By the 1860’s, British physicians and surgeons were largely registered. A case against a Mr. A.E. Shakesby, bonesetter and osteopath was dismissed, for “osteopathy was not regulated, supervised, or recognized by any statute.” Mr. Shakesby had committed the cardinal sin of elevating his stature as bonesetter and describing himself as an osteopathic physician and surgeon. While his self-description amplified his profession of bonesetter, the grander sounding title did not go against the Medical Act of 1858, which required doctors to be registered in recognized fields. – Medico-Legal, 1932

Over the centuries, scientific inventions sped up a surgeon’s or bonesetter’s ability to help patients. As early as the 15th century, the printing press churned out medical manuals, in which medical procedures were standardized and disseminated over the world. In the late 17th century, traction was used to repair a broken bone, and in 1718, French surgeon, Jean Louis Petit, invented the tourniquet to control bleeding, a medical technique that was especially helpful during amputations.

Traction to repair a broken bone is seen here in “Armamentarium Chirurgiae”, by Ioannis Sculteti (1693), and the final illustration is by Laurence Heister in “A General System of Surgery” (1743). Note the numerous assistants required to restrain the patient in this pre-anesthetic era. – Collect Medical Antiques

Pain Control

Bone setting could be extremely painful, and pain was excrutiating during amputations. Before 1853, only a few substances were available to dull pain, but these efforts were generally unsuccessful and many surgeons relied on their patients to faint from pain as a method of relief. A person in shock would feel less pain and bleed less, for their lower blood pressure would reduce the flow of blood, in the case of a jagged bone.

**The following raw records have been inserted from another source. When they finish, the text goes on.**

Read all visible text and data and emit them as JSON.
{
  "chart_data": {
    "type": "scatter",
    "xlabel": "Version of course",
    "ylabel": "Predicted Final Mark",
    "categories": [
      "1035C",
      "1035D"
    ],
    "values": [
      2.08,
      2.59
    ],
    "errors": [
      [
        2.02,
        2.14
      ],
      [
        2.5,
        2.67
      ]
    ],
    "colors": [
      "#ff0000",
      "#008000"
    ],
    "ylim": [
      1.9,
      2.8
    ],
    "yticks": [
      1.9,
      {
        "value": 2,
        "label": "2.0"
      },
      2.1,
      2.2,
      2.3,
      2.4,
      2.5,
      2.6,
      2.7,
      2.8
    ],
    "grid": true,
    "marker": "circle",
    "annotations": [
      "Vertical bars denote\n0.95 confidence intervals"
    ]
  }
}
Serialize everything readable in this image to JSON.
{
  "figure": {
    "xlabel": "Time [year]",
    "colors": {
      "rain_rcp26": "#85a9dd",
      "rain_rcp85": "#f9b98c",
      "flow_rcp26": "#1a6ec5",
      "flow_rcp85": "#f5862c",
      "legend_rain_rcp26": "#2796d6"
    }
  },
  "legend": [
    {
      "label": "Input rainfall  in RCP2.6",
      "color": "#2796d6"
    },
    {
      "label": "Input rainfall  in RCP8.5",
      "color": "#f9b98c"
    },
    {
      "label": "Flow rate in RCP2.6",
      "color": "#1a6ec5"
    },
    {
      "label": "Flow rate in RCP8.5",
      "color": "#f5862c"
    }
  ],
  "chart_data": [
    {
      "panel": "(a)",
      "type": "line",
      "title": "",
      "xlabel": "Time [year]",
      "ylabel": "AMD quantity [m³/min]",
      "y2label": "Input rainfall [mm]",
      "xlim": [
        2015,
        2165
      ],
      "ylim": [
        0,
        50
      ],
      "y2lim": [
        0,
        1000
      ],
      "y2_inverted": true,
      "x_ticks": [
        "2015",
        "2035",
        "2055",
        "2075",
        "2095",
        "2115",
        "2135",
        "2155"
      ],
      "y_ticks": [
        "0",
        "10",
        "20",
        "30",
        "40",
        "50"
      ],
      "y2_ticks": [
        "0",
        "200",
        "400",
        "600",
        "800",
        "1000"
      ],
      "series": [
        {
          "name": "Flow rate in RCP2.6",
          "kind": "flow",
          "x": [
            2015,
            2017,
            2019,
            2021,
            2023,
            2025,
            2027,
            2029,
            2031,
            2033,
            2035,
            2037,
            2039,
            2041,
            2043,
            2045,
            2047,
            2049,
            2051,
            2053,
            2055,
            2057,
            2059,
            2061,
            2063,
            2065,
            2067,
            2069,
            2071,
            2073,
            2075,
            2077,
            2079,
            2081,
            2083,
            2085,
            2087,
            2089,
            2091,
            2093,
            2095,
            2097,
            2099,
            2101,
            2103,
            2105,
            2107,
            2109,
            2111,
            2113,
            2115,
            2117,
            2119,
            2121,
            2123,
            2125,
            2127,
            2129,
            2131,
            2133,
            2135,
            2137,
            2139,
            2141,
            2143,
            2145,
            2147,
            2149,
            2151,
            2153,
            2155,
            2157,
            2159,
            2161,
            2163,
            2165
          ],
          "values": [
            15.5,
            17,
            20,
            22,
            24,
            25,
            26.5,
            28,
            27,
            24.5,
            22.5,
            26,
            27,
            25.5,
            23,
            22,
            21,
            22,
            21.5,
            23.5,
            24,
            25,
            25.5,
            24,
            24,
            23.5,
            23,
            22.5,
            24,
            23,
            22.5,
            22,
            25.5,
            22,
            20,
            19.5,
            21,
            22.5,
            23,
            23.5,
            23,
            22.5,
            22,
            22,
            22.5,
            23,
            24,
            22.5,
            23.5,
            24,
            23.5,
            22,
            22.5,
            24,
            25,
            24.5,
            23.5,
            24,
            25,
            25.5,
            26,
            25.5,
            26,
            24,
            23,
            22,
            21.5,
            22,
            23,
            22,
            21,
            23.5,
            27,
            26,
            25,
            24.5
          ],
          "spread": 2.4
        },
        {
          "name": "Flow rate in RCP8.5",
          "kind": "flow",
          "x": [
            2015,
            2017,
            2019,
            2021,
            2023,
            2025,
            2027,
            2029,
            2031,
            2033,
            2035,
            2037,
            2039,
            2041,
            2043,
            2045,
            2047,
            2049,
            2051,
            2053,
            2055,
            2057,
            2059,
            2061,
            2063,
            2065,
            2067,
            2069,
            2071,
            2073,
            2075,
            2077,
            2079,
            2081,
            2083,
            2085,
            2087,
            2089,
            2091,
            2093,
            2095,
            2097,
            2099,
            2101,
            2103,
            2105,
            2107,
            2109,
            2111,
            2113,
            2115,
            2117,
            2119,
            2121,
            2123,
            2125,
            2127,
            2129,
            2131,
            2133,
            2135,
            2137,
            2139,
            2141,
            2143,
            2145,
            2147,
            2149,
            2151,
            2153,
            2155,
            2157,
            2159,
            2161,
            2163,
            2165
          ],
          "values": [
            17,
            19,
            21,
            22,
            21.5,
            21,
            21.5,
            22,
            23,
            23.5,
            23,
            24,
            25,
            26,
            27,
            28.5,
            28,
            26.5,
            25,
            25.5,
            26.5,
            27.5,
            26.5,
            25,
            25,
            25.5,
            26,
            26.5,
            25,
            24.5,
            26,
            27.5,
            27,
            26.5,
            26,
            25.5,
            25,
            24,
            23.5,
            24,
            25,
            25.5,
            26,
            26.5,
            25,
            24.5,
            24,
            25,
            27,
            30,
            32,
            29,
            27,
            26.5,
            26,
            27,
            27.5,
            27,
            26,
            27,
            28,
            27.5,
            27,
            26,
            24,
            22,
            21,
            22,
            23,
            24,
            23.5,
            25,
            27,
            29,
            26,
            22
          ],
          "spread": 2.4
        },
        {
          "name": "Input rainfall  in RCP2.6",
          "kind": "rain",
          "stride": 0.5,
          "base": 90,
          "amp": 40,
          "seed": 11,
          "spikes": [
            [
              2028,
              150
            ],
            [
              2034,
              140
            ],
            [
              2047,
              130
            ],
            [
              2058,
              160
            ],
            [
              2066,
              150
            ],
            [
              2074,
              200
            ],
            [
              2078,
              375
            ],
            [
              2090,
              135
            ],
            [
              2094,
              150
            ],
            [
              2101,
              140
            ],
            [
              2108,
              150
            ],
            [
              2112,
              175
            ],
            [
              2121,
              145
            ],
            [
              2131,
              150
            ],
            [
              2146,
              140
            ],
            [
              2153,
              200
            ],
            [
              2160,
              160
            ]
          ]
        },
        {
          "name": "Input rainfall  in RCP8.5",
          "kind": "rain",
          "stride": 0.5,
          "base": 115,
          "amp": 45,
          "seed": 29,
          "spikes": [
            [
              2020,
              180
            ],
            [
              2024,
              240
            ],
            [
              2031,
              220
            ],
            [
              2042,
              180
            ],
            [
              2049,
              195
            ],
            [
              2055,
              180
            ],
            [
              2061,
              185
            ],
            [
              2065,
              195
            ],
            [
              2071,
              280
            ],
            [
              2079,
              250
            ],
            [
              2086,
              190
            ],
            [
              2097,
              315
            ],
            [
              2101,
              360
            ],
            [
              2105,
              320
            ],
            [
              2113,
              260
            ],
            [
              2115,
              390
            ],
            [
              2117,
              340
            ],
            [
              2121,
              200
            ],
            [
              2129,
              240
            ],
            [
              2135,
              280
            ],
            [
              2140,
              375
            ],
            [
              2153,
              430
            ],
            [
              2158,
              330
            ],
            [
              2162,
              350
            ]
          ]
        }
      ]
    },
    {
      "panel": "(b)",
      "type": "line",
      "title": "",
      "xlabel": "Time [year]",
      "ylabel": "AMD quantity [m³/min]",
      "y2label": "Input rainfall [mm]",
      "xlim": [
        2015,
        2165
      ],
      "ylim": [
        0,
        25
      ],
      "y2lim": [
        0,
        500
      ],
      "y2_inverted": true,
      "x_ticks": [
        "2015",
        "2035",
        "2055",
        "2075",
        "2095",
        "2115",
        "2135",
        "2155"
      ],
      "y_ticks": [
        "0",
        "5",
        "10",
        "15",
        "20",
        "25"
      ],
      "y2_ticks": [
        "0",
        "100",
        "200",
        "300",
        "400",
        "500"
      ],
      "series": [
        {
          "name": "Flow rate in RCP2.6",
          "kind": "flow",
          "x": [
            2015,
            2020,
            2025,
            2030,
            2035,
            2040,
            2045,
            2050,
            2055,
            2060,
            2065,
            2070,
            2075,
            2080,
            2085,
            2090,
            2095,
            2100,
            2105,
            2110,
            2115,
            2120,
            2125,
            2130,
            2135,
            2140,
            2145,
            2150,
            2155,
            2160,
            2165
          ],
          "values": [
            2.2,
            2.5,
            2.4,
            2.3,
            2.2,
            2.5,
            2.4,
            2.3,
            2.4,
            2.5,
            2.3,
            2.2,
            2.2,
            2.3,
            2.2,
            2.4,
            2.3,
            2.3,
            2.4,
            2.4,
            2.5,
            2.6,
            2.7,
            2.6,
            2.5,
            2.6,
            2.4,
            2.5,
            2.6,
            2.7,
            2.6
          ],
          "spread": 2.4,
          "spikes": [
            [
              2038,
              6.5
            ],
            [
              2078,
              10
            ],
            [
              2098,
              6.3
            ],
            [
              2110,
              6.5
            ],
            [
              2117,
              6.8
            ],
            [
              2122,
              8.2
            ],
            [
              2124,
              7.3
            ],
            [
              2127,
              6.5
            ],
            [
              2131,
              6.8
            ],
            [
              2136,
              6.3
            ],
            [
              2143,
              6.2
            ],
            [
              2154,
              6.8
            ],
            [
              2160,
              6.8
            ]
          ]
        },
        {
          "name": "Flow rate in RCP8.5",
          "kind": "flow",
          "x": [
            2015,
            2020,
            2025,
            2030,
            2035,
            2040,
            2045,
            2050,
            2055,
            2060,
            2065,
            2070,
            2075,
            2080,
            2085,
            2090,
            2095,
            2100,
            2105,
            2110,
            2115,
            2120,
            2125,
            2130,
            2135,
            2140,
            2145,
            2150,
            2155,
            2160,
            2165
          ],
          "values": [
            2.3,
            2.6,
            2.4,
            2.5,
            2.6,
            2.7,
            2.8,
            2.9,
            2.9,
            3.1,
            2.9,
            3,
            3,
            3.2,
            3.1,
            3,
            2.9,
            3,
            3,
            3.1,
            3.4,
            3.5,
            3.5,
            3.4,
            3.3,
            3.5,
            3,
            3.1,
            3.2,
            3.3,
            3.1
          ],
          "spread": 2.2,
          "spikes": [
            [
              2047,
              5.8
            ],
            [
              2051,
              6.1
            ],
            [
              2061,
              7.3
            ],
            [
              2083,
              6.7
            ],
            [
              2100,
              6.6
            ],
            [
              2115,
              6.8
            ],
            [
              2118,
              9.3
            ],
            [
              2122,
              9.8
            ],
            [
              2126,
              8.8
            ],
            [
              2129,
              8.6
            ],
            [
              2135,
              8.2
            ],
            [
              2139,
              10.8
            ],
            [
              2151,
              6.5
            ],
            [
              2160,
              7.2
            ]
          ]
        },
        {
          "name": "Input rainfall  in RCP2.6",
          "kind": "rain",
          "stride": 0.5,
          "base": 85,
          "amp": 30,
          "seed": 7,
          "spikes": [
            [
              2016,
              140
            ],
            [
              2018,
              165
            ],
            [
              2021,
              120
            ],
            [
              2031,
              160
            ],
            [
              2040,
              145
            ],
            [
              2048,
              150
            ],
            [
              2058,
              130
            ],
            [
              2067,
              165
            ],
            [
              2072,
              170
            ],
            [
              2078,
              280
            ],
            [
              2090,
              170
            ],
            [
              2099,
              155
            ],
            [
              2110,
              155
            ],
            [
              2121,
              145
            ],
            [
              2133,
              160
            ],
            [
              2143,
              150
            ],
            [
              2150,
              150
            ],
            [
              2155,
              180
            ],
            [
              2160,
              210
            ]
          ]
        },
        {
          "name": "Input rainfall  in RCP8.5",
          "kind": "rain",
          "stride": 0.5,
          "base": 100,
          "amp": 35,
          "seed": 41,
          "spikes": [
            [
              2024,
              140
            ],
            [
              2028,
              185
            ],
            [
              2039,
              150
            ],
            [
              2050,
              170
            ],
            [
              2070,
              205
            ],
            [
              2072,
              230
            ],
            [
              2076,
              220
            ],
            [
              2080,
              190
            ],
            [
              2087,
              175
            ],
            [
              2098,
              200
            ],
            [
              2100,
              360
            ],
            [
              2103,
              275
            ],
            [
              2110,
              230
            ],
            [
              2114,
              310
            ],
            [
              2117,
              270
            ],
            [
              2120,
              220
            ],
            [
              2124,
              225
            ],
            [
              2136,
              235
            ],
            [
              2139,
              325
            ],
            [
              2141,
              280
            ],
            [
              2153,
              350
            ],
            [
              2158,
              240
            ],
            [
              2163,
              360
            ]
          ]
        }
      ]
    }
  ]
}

Methods of pain control included: icing the limb, prescribing laudanum, drinking alcohol, and providing nerve compression or hypnosis. Icing the limb was problematic in that carting ice was a hugely expensive and laborious procedure, and storage through the warms months required ice houses and was available to only a few. (Storing Ice and Making Ice cream in Georgian England)

During the latter half of the 18th century and early 19th century, there were several missed opportunities for finding an effective anesthetic. In 1773, Joseph Priestley used nitrous oxide, a gas that was difficult to synthesize and store. Humphry Davy commented in 1800 that nitroous oxide transiently “relieved a severe headache, obliterated a minor headache, and briefly quenched an aggravating toothache.” No one seems to have taken that observation further. Humprhy Davy also realized that inhaling ether relieved pain, but remarkably, ether was considered a recreational drug during this period. In Britain and Ireland, when gin was taxed to the point where the poor found the cost prohibitive, they began to drink and ounce or two of ether instead. In America, students would hold nocturnal “ether frolics” by holding ethe-soaked towels to their faces.

By 1846, the situation had changed. Ether had made its appearance as a pain reliever, and chloroform was introduced for operations a year later. In 1853, Queen Victoira requested chloroform when giving birth to her eight child, and from then on it was accepted practice to offer pain relief to women in labor.